Thursday, April 23, 2009

I got a sickness, sweet as a love note

Among genre fiction, vampire fiction sometimes get a better reputation than others. This is due to the common understanding that there is a subtext of sex, power, disease or other social issues lying beneath the stories. Vampires can even be grafted into other genres, as seen in Charlie Huston's Joe Pitt series, which is really noir social criticism. If you like noir and vampires, you need those books. I limit myself to one of his books every few months so that the pleasure of reading them doesn't end too quickly.

Sometimes though, vampire stories are just tales with really nasty monsters. 30 Days of Night was a graphic novel (since followed by sequels and stories set in its universe) that told of a tribe of vampires descending onto an Alaskan town in sunless depths of winter. I thought it was good enough to read some more, but not the best thing I have ever read.

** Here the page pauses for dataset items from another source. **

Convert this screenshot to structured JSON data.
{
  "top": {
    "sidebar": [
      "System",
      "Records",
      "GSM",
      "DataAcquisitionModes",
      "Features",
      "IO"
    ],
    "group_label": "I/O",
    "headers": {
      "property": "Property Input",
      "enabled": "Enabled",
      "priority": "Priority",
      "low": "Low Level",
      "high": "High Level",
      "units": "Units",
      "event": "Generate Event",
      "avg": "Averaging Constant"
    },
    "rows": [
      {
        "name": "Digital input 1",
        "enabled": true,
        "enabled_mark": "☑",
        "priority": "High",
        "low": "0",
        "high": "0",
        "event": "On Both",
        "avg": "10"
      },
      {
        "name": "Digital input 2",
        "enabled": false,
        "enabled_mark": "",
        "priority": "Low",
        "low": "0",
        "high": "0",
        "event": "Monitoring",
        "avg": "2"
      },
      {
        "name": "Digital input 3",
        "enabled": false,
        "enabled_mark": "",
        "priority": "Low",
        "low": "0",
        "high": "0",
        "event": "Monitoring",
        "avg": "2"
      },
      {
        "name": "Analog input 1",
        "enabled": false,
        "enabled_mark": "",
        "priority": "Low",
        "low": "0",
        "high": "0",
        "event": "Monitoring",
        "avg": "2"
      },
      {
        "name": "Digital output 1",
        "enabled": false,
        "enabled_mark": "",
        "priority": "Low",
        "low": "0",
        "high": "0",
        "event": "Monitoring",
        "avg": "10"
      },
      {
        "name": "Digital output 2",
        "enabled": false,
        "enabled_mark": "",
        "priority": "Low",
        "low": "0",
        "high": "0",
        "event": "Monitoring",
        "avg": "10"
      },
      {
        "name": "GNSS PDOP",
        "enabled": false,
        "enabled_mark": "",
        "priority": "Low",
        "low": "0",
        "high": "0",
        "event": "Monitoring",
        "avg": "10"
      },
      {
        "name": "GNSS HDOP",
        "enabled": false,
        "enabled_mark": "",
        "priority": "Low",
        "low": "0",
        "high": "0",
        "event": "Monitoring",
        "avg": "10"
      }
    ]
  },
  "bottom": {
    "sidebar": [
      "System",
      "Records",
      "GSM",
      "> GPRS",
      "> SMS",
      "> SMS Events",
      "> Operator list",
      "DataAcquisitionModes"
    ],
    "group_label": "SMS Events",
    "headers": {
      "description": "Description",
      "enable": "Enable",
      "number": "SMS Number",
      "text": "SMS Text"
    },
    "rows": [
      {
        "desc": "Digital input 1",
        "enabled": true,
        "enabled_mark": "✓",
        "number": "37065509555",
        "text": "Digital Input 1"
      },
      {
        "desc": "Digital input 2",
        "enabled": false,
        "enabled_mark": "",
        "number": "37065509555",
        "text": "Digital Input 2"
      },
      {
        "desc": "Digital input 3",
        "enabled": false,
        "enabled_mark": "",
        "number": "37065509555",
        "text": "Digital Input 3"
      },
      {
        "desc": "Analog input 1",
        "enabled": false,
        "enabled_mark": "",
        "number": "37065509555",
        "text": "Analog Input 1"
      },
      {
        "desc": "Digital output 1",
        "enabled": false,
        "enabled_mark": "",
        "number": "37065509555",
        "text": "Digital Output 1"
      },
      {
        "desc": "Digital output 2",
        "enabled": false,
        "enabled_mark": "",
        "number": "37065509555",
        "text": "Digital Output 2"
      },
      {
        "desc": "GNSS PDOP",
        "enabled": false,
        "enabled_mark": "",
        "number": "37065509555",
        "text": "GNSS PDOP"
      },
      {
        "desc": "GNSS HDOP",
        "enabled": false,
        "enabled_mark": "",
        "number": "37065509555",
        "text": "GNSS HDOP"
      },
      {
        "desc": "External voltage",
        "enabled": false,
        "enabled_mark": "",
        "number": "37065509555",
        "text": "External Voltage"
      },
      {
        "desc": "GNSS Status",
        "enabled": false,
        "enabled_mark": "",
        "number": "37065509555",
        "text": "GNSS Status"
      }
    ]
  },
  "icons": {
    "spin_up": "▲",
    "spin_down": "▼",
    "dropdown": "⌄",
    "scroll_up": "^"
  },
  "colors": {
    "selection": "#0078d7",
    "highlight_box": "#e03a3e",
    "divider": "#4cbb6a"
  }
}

Perhaps my moderate expectations helped here, but I thought the film version was a decent bit of bloody, violent entertainment. The violence in the comic was so stylized that the victims seemed a bit faceless. Here the cruelty and wickedness of the vampires is emphasized and the film is more frightening for it. The longer build-up and the plight of the initial survivors gives the film quite a bit more tension than the comic. There are a few changes of note from the graphic novel, but readers of the comic shouldn't expect great shocks.